Virginia is one of those states where home buyers bear the responsibility to investigate a property to their satisfaction before they buy it. You may have heard of caveat emptor before, which means let the buyer beware.
So, it is very important for you to know as much about the property as quickly as possible.
One line in the Northern Virginia Regional Sales Contract which is used by Realtors, discloses what type of heating fuel is used in the property. Natural Gas is the most common, followed by electricity, heating oil and propane. The specific type of fuel is marked off on the contract.
Heating oil was popular for many decades and is still delivered via tanker truck across Northern Virginia.
I have seen heating oil storage tanks in basements, in garages, in crawl spaces under a house, outside next to the house, and buried underground in the yard.
If the house you are considering uses heating oil, it is important for you to add a contingency allowing you to hire an environmental firm to evaluate the storage tank especially if it is buried underground. Older tanks are metal and after many years in direct contact with soil, rusting can occur and holes can develop.
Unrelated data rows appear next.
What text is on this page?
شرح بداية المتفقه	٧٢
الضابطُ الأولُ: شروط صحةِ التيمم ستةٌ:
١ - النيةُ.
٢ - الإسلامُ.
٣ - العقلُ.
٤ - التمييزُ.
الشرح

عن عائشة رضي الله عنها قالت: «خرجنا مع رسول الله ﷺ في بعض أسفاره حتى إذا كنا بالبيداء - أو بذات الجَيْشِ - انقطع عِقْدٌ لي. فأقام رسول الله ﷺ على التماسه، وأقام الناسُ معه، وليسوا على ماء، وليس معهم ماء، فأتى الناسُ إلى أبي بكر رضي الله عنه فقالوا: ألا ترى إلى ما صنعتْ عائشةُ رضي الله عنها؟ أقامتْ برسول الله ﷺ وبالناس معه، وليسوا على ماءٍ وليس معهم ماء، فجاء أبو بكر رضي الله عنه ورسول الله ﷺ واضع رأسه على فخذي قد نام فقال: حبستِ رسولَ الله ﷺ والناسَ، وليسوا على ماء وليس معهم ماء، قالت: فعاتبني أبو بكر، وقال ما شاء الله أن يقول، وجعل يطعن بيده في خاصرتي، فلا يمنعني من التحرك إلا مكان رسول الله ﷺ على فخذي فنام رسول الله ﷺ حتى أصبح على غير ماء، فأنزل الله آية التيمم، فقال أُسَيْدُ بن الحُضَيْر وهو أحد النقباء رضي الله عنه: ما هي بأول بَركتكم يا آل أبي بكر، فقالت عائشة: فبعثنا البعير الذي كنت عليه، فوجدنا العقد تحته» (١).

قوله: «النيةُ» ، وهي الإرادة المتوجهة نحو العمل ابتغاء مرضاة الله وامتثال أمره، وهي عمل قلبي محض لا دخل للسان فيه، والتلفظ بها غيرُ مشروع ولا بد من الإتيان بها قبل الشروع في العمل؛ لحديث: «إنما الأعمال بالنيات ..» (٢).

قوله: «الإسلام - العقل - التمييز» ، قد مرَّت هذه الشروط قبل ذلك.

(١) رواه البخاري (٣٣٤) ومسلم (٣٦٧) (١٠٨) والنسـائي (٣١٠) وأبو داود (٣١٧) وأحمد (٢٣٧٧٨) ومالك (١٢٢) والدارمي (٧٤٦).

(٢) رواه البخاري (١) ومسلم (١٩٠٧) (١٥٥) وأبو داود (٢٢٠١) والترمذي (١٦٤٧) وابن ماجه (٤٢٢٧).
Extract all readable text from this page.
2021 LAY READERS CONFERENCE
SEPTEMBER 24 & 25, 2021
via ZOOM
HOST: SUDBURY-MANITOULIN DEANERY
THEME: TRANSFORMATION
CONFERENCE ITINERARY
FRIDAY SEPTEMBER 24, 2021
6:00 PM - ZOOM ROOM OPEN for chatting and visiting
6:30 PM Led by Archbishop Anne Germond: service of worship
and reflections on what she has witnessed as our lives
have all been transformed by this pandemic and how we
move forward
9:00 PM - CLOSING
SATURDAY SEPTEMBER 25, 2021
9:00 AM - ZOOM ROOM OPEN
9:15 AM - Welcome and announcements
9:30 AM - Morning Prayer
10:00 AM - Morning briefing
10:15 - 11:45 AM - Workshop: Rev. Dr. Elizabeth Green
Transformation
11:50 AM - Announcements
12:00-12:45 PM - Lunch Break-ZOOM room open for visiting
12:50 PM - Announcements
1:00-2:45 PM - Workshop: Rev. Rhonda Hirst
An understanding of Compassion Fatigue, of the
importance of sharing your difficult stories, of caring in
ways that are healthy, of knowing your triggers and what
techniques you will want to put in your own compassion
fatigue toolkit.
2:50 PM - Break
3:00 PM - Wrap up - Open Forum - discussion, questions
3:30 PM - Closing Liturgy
70% inspected were leaking… Pollard Environmental.
Environmental firms can test the soil around the tank for evidence of oil. Pollard Environmental of Rockville, Maryland published that of the 5,000 underground storage tank inspections in Virginia, over 70% were found to be leaking.
Now, this isn’t the end of the world, but it is something to address with the seller prior to settlement. There are companies that dig up underground storage tanks everyday or properly seal them in place in accordance with guidelines from the state. But it needs to addressed before you become a Responsible Party.
Hiring a licensed environmental remediation company will cost money ($4.000 to $8,000) depending on the tank or tanks, the amount of contaminated soil that needs to be removed and replaced, plus the cost of a new tank. So it is essential that you negotiate that now to pay for the majority of the work.
It is also important to have some say into who will perform the work. When a leak is detected it is reported to the Virginia Department of Environmental Quality. There is a paper trail and it needs to be finalized by a licensed environmental contractor.
This is one of a handful of issues that I like to cover with clients because it shouldn’t necessarily be a deal breaker if it is addressed properly.